2015年3月25日 星期三

Josef Gat: The Technique of Piano Playing - Preface

(Boosey & Hawkes; 5th edition. 1980, Istvan Kleszky, Tr.)

 Preface 中譯

Prefaces are usually apologies. I have the feeling that I have to apologize for having added one more book to the mass of – mostly unread – books on the methodology of piano playing.

This work was intended as a manual for pupils at teachers’ conservatories. In order to preserve this handbook character of my work, I have ruthlessly eliminated from the original manuscript everything which seems to me unessential. As a result, the material of some chapters has become concentrated to such a degree that it is not enough to read them through superficially, they have to be studied.

The main fault of most books on piano playing is that they depend too much on the individual experiences of the authors gained in the course of teaching. These works are consequently often full of contradictions. The only solution is to search for the general laws. In order to reduce the errors to a minimum, I have endeavoured to arrange the books in such a manners as to present the general laws in the opening chapters and to apply the in subsequent chapters as a means of control in dealing with the detailed technical problems. I hope that this method will enable the reader to find whatever fault I may have overlooked.

I did not strive to invent any new method of playing the piano.
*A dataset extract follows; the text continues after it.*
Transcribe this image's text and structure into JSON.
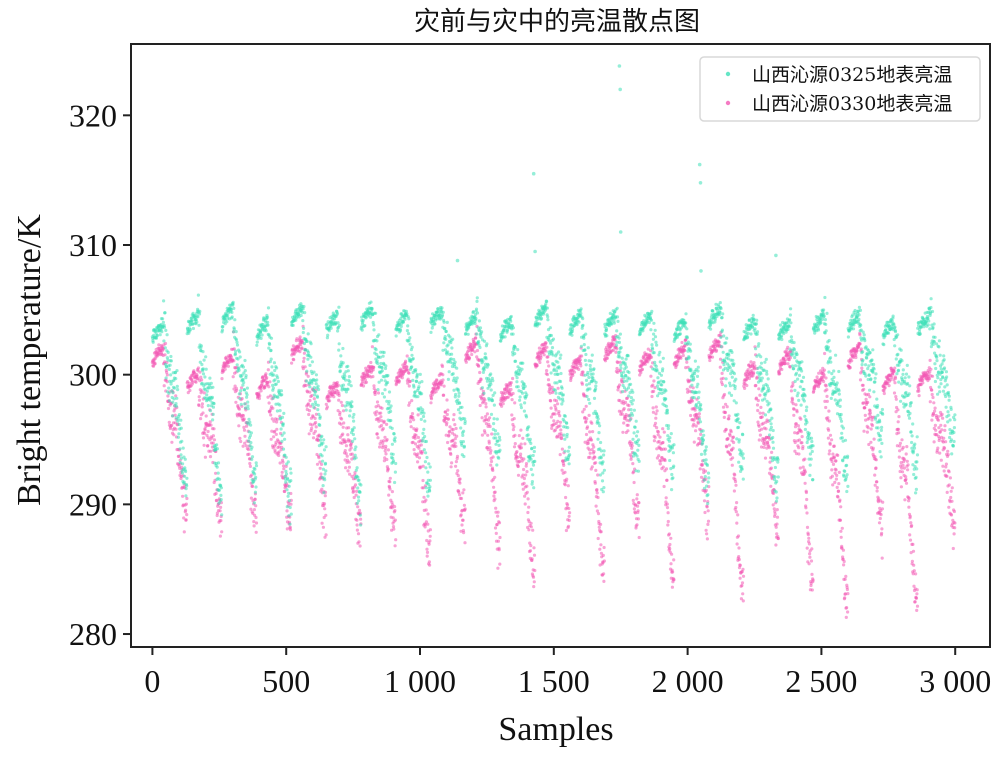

It is my belief that Bach, Beethoven, Mozart, Liszt and Chopin were not only outstanding composers but outstanding pianists. Too I believe the piano to be a prodigious marvellous instrument – if the performer knows how to handle it. Two hundred years ago, Carl Phillip Emanuel Bach started a campaign to make the piano a singing instrument. He writes about the “thumping” pianists, who by dint of ghastly effort, finally succeeded in casting competent listeners to hate the piano. If the reader will but recollect, how often, at the recitals of such piano-murderers, he wished that the piano were able to hit back, he will realise that even in our time we still have to fight against this kind of piano playing.

It is not a new, more modern method of piano playing we need, but good piano playing. The structure of the human organism has not undergone any changes since Beethoven’s time and – in its essentials – the mechanism of the piano has also remained the same. Thus we have to find the common factors in the relation of the great artists to their instrument. This will reveal the right path which we, too, should follow. A superficial examination, however, will not prove sufficient. If a general law is not confirmed by everyday practice, it will thereby have been shown to be invalid save on paper. We will, therefore, accept only data adequate both from the point of view of anatomy and physics, that can be verified by physiology and, at the same time, in conformity with the experiences gained in concert halls and in teaching.

I have been working on this book for twenty years. During these years I have arrived at certain new perceptions and conclusions which made the use of new expressions inevitable. These will become intelligible for the reader only if he will take the trouble to study the book thoroughly and carefully, chapter by chapter.


I commend my book to those who are labouring to make the piano once more a singing instrument.